3) \( \left(\frac{1}{6}-\frac{1}{4}\right) \div\left(\frac{1}{3}+\frac{1}{4}\right) \) 4) \( 4 m^{2}+4 m+1 \) 5) \( (2 x+1)^{3} \) 6) \( \frac{1}{100}-p^{2} \) 7) \( 3 x y-6 x+5 m y-10 m \) 8) \( x^{2}-27+50 \) 9) \( m^{3}-1 \) \( (x+y)(x-y) \)
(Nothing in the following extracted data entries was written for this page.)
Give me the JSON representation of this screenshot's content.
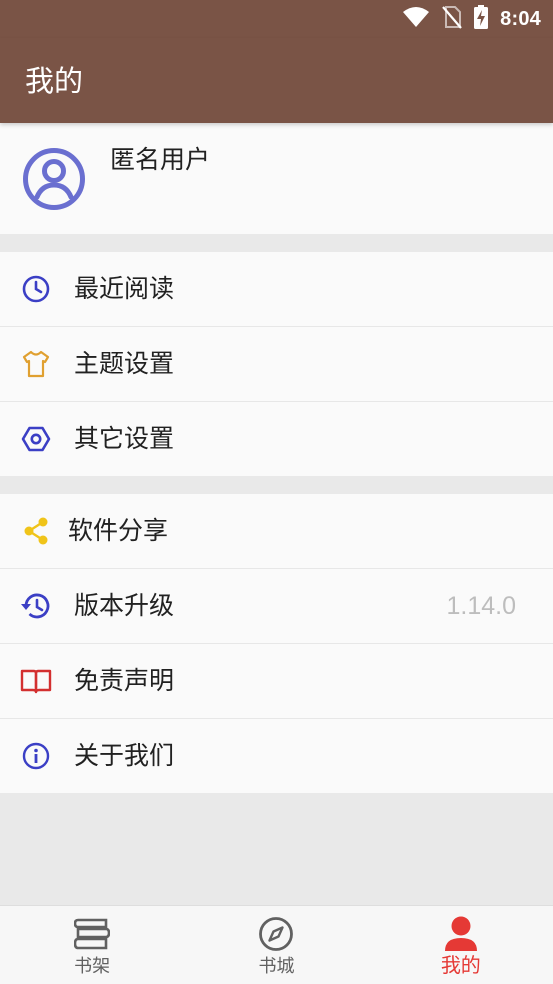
{
  "status_bar": {
    "time": "8:04",
    "icons": [
      "wifi-icon",
      "no-sim-icon",
      "battery-charging-icon"
    ]
  },
  "app_bar": {
    "title": "我的"
  },
  "profile": {
    "username": "匿名用户",
    "avatar_icon": "account-circle-icon"
  },
  "menu_group_1": [
    {
      "label": "最近阅读",
      "icon": "clock-icon",
      "color": "#3b3fc5"
    },
    {
      "label": "主题设置",
      "icon": "tshirt-icon",
      "color": "#e0a030"
    },
    {
      "label": "其它设置",
      "icon": "hexagon-settings-icon",
      "color": "#3b3fc5"
    }
  ],
  "menu_group_2": [
    {
      "label": "软件分享",
      "icon": "share-icon",
      "color": "#f0c419"
    },
    {
      "label": "版本升级",
      "icon": "history-icon",
      "color": "#3b3fc5",
      "value": "1.14.0"
    },
    {
      "label": "免责声明",
      "icon": "book-open-icon",
      "color": "#d32f2f"
    },
    {
      "label": "关于我们",
      "icon": "info-icon",
      "color": "#3b3fc5"
    }
  ],
  "bottom_nav": [
    {
      "label": "书架",
      "icon": "bookshelf-icon",
      "active": false
    },
    {
      "label": "书城",
      "icon": "compass-icon",
      "active": false
    },
    {
      "label": "我的",
      "icon": "person-icon",
      "active": true
    }
  ],
  "colors": {
    "primary": "#7a5446",
    "accent_active": "#e53935",
    "background": "#e9e9e9",
    "card": "#fafafa",
    "version_text": "#bdbdbd"
  }
}
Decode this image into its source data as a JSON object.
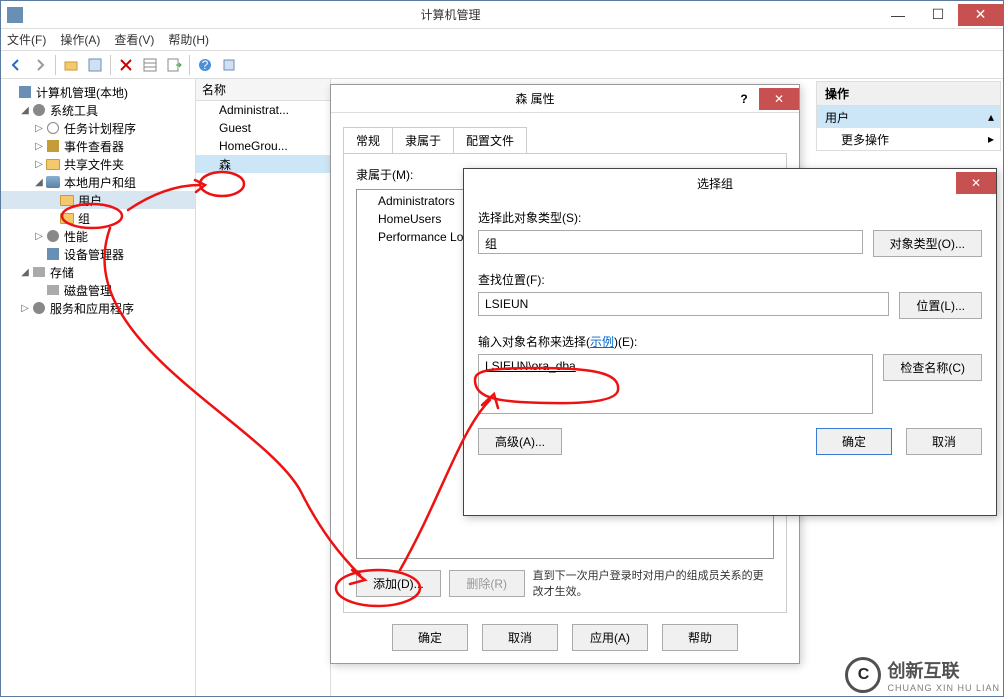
{
  "window": {
    "title": "计算机管理"
  },
  "menus": {
    "file": "文件(F)",
    "action": "操作(A)",
    "view": "查看(V)",
    "help": "帮助(H)"
  },
  "tree": {
    "root": "计算机管理(本地)",
    "system_tools": "系统工具",
    "task_scheduler": "任务计划程序",
    "event_viewer": "事件查看器",
    "shared_folders": "共享文件夹",
    "local_users_groups": "本地用户和组",
    "users": "用户",
    "groups": "组",
    "performance": "性能",
    "device_manager": "设备管理器",
    "storage": "存储",
    "disk_management": "磁盘管理",
    "services_apps": "服务和应用程序"
  },
  "list": {
    "header": "名称",
    "items": [
      "Administrat...",
      "Guest",
      "HomeGrou...",
      "森"
    ]
  },
  "actions": {
    "header": "操作",
    "sub": "用户",
    "more": "更多操作"
  },
  "props_dialog": {
    "title": "森 属性",
    "tabs": {
      "general": "常规",
      "memberof": "隶属于",
      "profile": "配置文件"
    },
    "memberof_label": "隶属于(M):",
    "members": [
      "Administrators",
      "HomeUsers",
      "Performance Log"
    ],
    "add": "添加(D)...",
    "remove": "删除(R)",
    "note": "直到下一次用户登录时对用户的组成员关系的更改才生效。",
    "ok": "确定",
    "cancel": "取消",
    "apply": "应用(A)",
    "help": "帮助"
  },
  "select_dialog": {
    "title": "选择组",
    "object_type_label": "选择此对象类型(S):",
    "object_type_value": "组",
    "object_type_btn": "对象类型(O)...",
    "location_label": "查找位置(F):",
    "location_value": "LSIEUN",
    "location_btn": "位置(L)...",
    "names_label_pre": "输入对象名称来选择(",
    "names_label_link": "示例",
    "names_label_post": ")(E):",
    "names_value": "LSIEUN\\ora_dba",
    "check_names": "检查名称(C)",
    "advanced": "高级(A)...",
    "ok": "确定",
    "cancel": "取消"
  },
  "watermark": {
    "brand": "创新互联",
    "sub": "CHUANG XIN HU LIAN"
  }
}
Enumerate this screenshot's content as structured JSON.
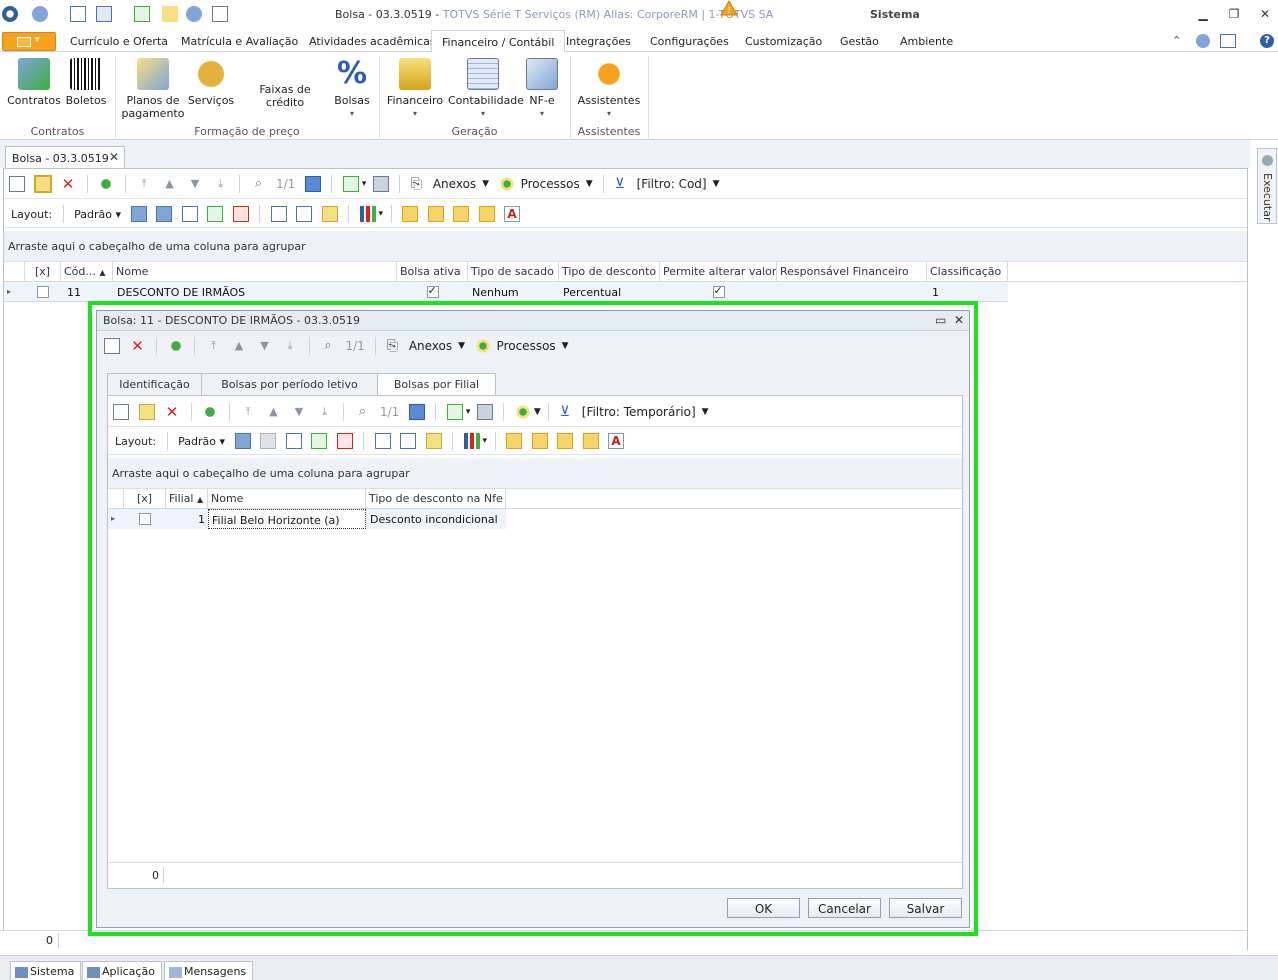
{
  "titlebar": {
    "title": "Bolsa - 03.3.0519",
    "subtitle": "TOTVS Série T Serviços (RM) Alias: CorporeRM | 1-TOTVS SA",
    "module": "Sistema"
  },
  "menu": {
    "tabs": [
      "Currículo e Oferta",
      "Matrícula e Avaliação",
      "Atividades acadêmicas",
      "Financeiro / Contábil",
      "Integrações",
      "Configurações",
      "Customização",
      "Gestão",
      "Ambiente"
    ],
    "active": "Financeiro / Contábil"
  },
  "ribbon": {
    "contratos": "Contratos",
    "boletos": "Boletos",
    "planos_l1": "Planos de",
    "planos_l2": "pagamento",
    "servicos": "Serviços",
    "faixas": "Faixas de crédito",
    "bolsas": "Bolsas",
    "financeiro": "Financeiro",
    "contabilidade": "Contabilidade",
    "nfe": "NF-e",
    "assistentes": "Assistentes",
    "groups": {
      "contratos": "Contratos",
      "formacao": "Formação de preço",
      "geracao": "Geração",
      "assistentes": "Assistentes"
    }
  },
  "doctab": {
    "label": "Bolsa - 03.3.0519"
  },
  "main": {
    "paging": "1/1",
    "anexos": "Anexos",
    "processos": "Processos",
    "filtro": "[Filtro: Cod]",
    "layout_label": "Layout:",
    "layout_value": "Padrão",
    "group_hint": "Arraste aqui o cabeçalho de uma coluna para agrupar",
    "columns": [
      "[x]",
      "Cód...",
      "Nome",
      "Bolsa ativa",
      "Tipo de sacado",
      "Tipo de desconto",
      "Permite alterar valor",
      "Responsável Financeiro",
      "Classificação"
    ],
    "row": {
      "cod": "11",
      "nome": "DESCONTO DE IRMÃOS",
      "bolsa_ativa": true,
      "tipo_sacado": "Nenhum",
      "tipo_desconto": "Percentual",
      "permite_alterar": true,
      "responsavel": "",
      "classificacao": "1"
    },
    "status_count": "0"
  },
  "dialog": {
    "title": "Bolsa: 11 - DESCONTO DE IRMÃOS - 03.3.0519",
    "paging": "1/1",
    "anexos": "Anexos",
    "processos": "Processos",
    "tabs": [
      "Identificação",
      "Bolsas por período letivo",
      "Bolsas por Filial"
    ],
    "active_tab": "Bolsas por Filial",
    "inner": {
      "paging": "1/1",
      "filtro": "[Filtro: Temporário]",
      "layout_label": "Layout:",
      "layout_value": "Padrão",
      "group_hint": "Arraste aqui o cabeçalho de uma coluna para agrupar",
      "columns": [
        "[x]",
        "Filial",
        "Nome",
        "Tipo de desconto na Nfe"
      ],
      "row": {
        "filial": "1",
        "nome": "Filial Belo Horizonte (a)",
        "tipo": "Desconto incondicional"
      },
      "status_count": "0"
    },
    "buttons": {
      "ok": "OK",
      "cancel": "Cancelar",
      "save": "Salvar"
    }
  },
  "side": {
    "executar": "Executar"
  },
  "bottom": {
    "sistema": "Sistema",
    "aplicacao": "Aplicação",
    "mensagens": "Mensagens"
  },
  "colors": {
    "accent": "#f6a21d",
    "highlight": "#1ee21e"
  }
}
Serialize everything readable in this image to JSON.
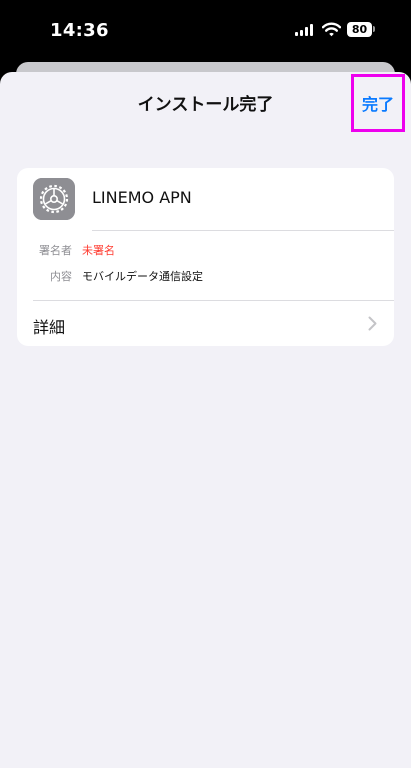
{
  "status_bar": {
    "time": "14:36",
    "battery": "80"
  },
  "sheet": {
    "title": "インストール完了",
    "done_label": "完了"
  },
  "profile": {
    "name": "LINEMO APN",
    "icon": "settings-gear-icon",
    "signer_label": "署名者",
    "signer_value": "未署名",
    "content_label": "内容",
    "content_value": "モバイルデータ通信設定",
    "details_label": "詳細"
  },
  "colors": {
    "accent": "#0a7aff",
    "unsigned": "#ff3b30",
    "highlight": "#ee00ee",
    "background": "#f2f1f7"
  }
}
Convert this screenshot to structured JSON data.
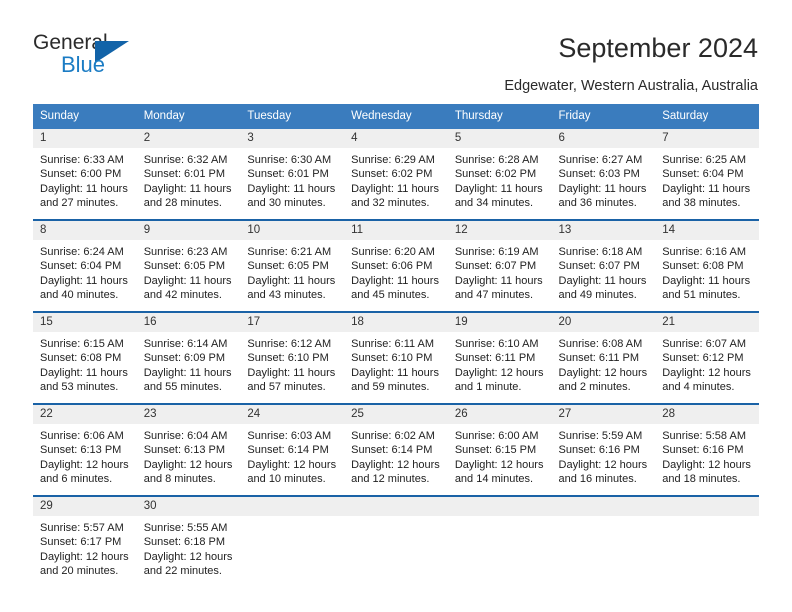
{
  "brand": {
    "name_top": "General",
    "name_bottom": "Blue",
    "accent_color": "#1b7cc4",
    "triangle_color": "#1263a8"
  },
  "header": {
    "title": "September 2024",
    "subtitle": "Edgewater, Western Australia, Australia"
  },
  "calendar": {
    "header_bg": "#3a7cbe",
    "row_divider_color": "#1a62a6",
    "daynum_bg": "#efefef",
    "weekdays": [
      "Sunday",
      "Monday",
      "Tuesday",
      "Wednesday",
      "Thursday",
      "Friday",
      "Saturday"
    ],
    "weeks": [
      [
        {
          "day": "1",
          "sunrise": "Sunrise: 6:33 AM",
          "sunset": "Sunset: 6:00 PM",
          "daylight": "Daylight: 11 hours and 27 minutes."
        },
        {
          "day": "2",
          "sunrise": "Sunrise: 6:32 AM",
          "sunset": "Sunset: 6:01 PM",
          "daylight": "Daylight: 11 hours and 28 minutes."
        },
        {
          "day": "3",
          "sunrise": "Sunrise: 6:30 AM",
          "sunset": "Sunset: 6:01 PM",
          "daylight": "Daylight: 11 hours and 30 minutes."
        },
        {
          "day": "4",
          "sunrise": "Sunrise: 6:29 AM",
          "sunset": "Sunset: 6:02 PM",
          "daylight": "Daylight: 11 hours and 32 minutes."
        },
        {
          "day": "5",
          "sunrise": "Sunrise: 6:28 AM",
          "sunset": "Sunset: 6:02 PM",
          "daylight": "Daylight: 11 hours and 34 minutes."
        },
        {
          "day": "6",
          "sunrise": "Sunrise: 6:27 AM",
          "sunset": "Sunset: 6:03 PM",
          "daylight": "Daylight: 11 hours and 36 minutes."
        },
        {
          "day": "7",
          "sunrise": "Sunrise: 6:25 AM",
          "sunset": "Sunset: 6:04 PM",
          "daylight": "Daylight: 11 hours and 38 minutes."
        }
      ],
      [
        {
          "day": "8",
          "sunrise": "Sunrise: 6:24 AM",
          "sunset": "Sunset: 6:04 PM",
          "daylight": "Daylight: 11 hours and 40 minutes."
        },
        {
          "day": "9",
          "sunrise": "Sunrise: 6:23 AM",
          "sunset": "Sunset: 6:05 PM",
          "daylight": "Daylight: 11 hours and 42 minutes."
        },
        {
          "day": "10",
          "sunrise": "Sunrise: 6:21 AM",
          "sunset": "Sunset: 6:05 PM",
          "daylight": "Daylight: 11 hours and 43 minutes."
        },
        {
          "day": "11",
          "sunrise": "Sunrise: 6:20 AM",
          "sunset": "Sunset: 6:06 PM",
          "daylight": "Daylight: 11 hours and 45 minutes."
        },
        {
          "day": "12",
          "sunrise": "Sunrise: 6:19 AM",
          "sunset": "Sunset: 6:07 PM",
          "daylight": "Daylight: 11 hours and 47 minutes."
        },
        {
          "day": "13",
          "sunrise": "Sunrise: 6:18 AM",
          "sunset": "Sunset: 6:07 PM",
          "daylight": "Daylight: 11 hours and 49 minutes."
        },
        {
          "day": "14",
          "sunrise": "Sunrise: 6:16 AM",
          "sunset": "Sunset: 6:08 PM",
          "daylight": "Daylight: 11 hours and 51 minutes."
        }
      ],
      [
        {
          "day": "15",
          "sunrise": "Sunrise: 6:15 AM",
          "sunset": "Sunset: 6:08 PM",
          "daylight": "Daylight: 11 hours and 53 minutes."
        },
        {
          "day": "16",
          "sunrise": "Sunrise: 6:14 AM",
          "sunset": "Sunset: 6:09 PM",
          "daylight": "Daylight: 11 hours and 55 minutes."
        },
        {
          "day": "17",
          "sunrise": "Sunrise: 6:12 AM",
          "sunset": "Sunset: 6:10 PM",
          "daylight": "Daylight: 11 hours and 57 minutes."
        },
        {
          "day": "18",
          "sunrise": "Sunrise: 6:11 AM",
          "sunset": "Sunset: 6:10 PM",
          "daylight": "Daylight: 11 hours and 59 minutes."
        },
        {
          "day": "19",
          "sunrise": "Sunrise: 6:10 AM",
          "sunset": "Sunset: 6:11 PM",
          "daylight": "Daylight: 12 hours and 1 minute."
        },
        {
          "day": "20",
          "sunrise": "Sunrise: 6:08 AM",
          "sunset": "Sunset: 6:11 PM",
          "daylight": "Daylight: 12 hours and 2 minutes."
        },
        {
          "day": "21",
          "sunrise": "Sunrise: 6:07 AM",
          "sunset": "Sunset: 6:12 PM",
          "daylight": "Daylight: 12 hours and 4 minutes."
        }
      ],
      [
        {
          "day": "22",
          "sunrise": "Sunrise: 6:06 AM",
          "sunset": "Sunset: 6:13 PM",
          "daylight": "Daylight: 12 hours and 6 minutes."
        },
        {
          "day": "23",
          "sunrise": "Sunrise: 6:04 AM",
          "sunset": "Sunset: 6:13 PM",
          "daylight": "Daylight: 12 hours and 8 minutes."
        },
        {
          "day": "24",
          "sunrise": "Sunrise: 6:03 AM",
          "sunset": "Sunset: 6:14 PM",
          "daylight": "Daylight: 12 hours and 10 minutes."
        },
        {
          "day": "25",
          "sunrise": "Sunrise: 6:02 AM",
          "sunset": "Sunset: 6:14 PM",
          "daylight": "Daylight: 12 hours and 12 minutes."
        },
        {
          "day": "26",
          "sunrise": "Sunrise: 6:00 AM",
          "sunset": "Sunset: 6:15 PM",
          "daylight": "Daylight: 12 hours and 14 minutes."
        },
        {
          "day": "27",
          "sunrise": "Sunrise: 5:59 AM",
          "sunset": "Sunset: 6:16 PM",
          "daylight": "Daylight: 12 hours and 16 minutes."
        },
        {
          "day": "28",
          "sunrise": "Sunrise: 5:58 AM",
          "sunset": "Sunset: 6:16 PM",
          "daylight": "Daylight: 12 hours and 18 minutes."
        }
      ],
      [
        {
          "day": "29",
          "sunrise": "Sunrise: 5:57 AM",
          "sunset": "Sunset: 6:17 PM",
          "daylight": "Daylight: 12 hours and 20 minutes."
        },
        {
          "day": "30",
          "sunrise": "Sunrise: 5:55 AM",
          "sunset": "Sunset: 6:18 PM",
          "daylight": "Daylight: 12 hours and 22 minutes."
        },
        {
          "day": "",
          "sunrise": "",
          "sunset": "",
          "daylight": ""
        },
        {
          "day": "",
          "sunrise": "",
          "sunset": "",
          "daylight": ""
        },
        {
          "day": "",
          "sunrise": "",
          "sunset": "",
          "daylight": ""
        },
        {
          "day": "",
          "sunrise": "",
          "sunset": "",
          "daylight": ""
        },
        {
          "day": "",
          "sunrise": "",
          "sunset": "",
          "daylight": ""
        }
      ]
    ]
  }
}
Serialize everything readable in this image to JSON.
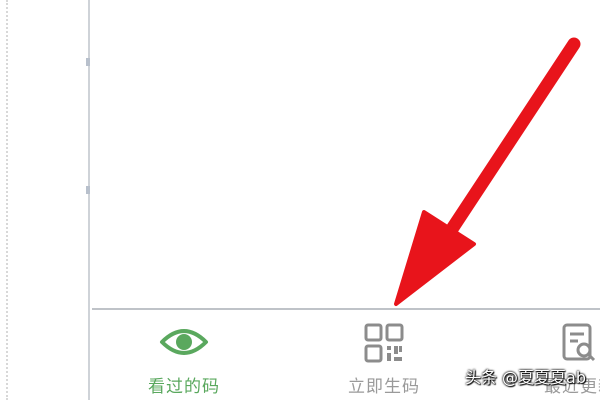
{
  "tabbar": {
    "tabs": [
      {
        "label": "看过的码",
        "icon": "eye-icon",
        "active": true
      },
      {
        "label": "立即生码",
        "icon": "qr-code-icon",
        "active": false
      },
      {
        "label": "最近更新",
        "icon": "document-search-icon",
        "active": false
      }
    ]
  },
  "watermark": "头条 @夏夏夏ab",
  "colors": {
    "active": "#5aa85e",
    "inactive": "#9a9a9a",
    "arrow": "#e8141b"
  }
}
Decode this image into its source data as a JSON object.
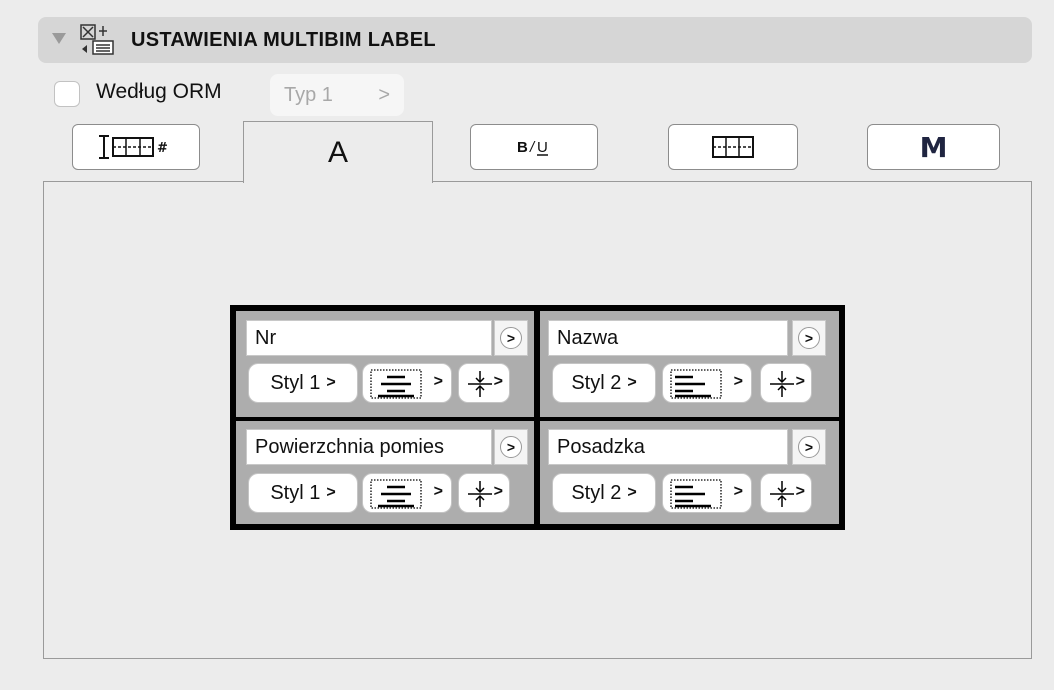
{
  "header": {
    "title": "USTAWIENIA MULTIBIM LABEL"
  },
  "options": {
    "by_orm_label": "Według ORM",
    "type_value": "Typ 1",
    "type_chevron": ">"
  },
  "tabs": [
    {
      "name": "columns-tab",
      "label": ""
    },
    {
      "name": "text-tab",
      "label": "A"
    },
    {
      "name": "format-tab",
      "label": "B / U"
    },
    {
      "name": "table-tab",
      "label": ""
    },
    {
      "name": "m-tab",
      "label": "M"
    }
  ],
  "cells": [
    {
      "field": "Nr",
      "style": "Styl 1",
      "align": "center"
    },
    {
      "field": "Nazwa",
      "style": "Styl 2",
      "align": "left"
    },
    {
      "field": "Powierzchnia pomies",
      "style": "Styl 1",
      "align": "center"
    },
    {
      "field": "Posadzka",
      "style": "Styl 2",
      "align": "left"
    }
  ],
  "chevron": ">",
  "colors": {
    "background": "#ececec",
    "header": "#d6d6d6",
    "cell": "#adadad",
    "grid_border": "#000000"
  }
}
Let’s break these down into fun and digestible insights! Start with the fraction calculations! When you’re working with fractions, it’s super helpful to find a common denominator. For example, in \( \left(\frac{1}{6}-\frac{1}{4}\right) \), the common denominator would be 12. This means you'd convert both fractions: \( \frac{1}{6} = \frac{2}{12} \) and \( \frac{1}{4} = \frac{3}{12} \). Now it’s easy to compute! Polynomials like \( 4 m^{2}+4 m+1 \) can be factored! The goal is to express it as a product of two binomials. Here, it factors neatly to \( (2m + 1)(2m + 1) \) or \( (2m + 1)^2 \). This often makes it simpler to analyze or solve, so keep an eye out for those patterns!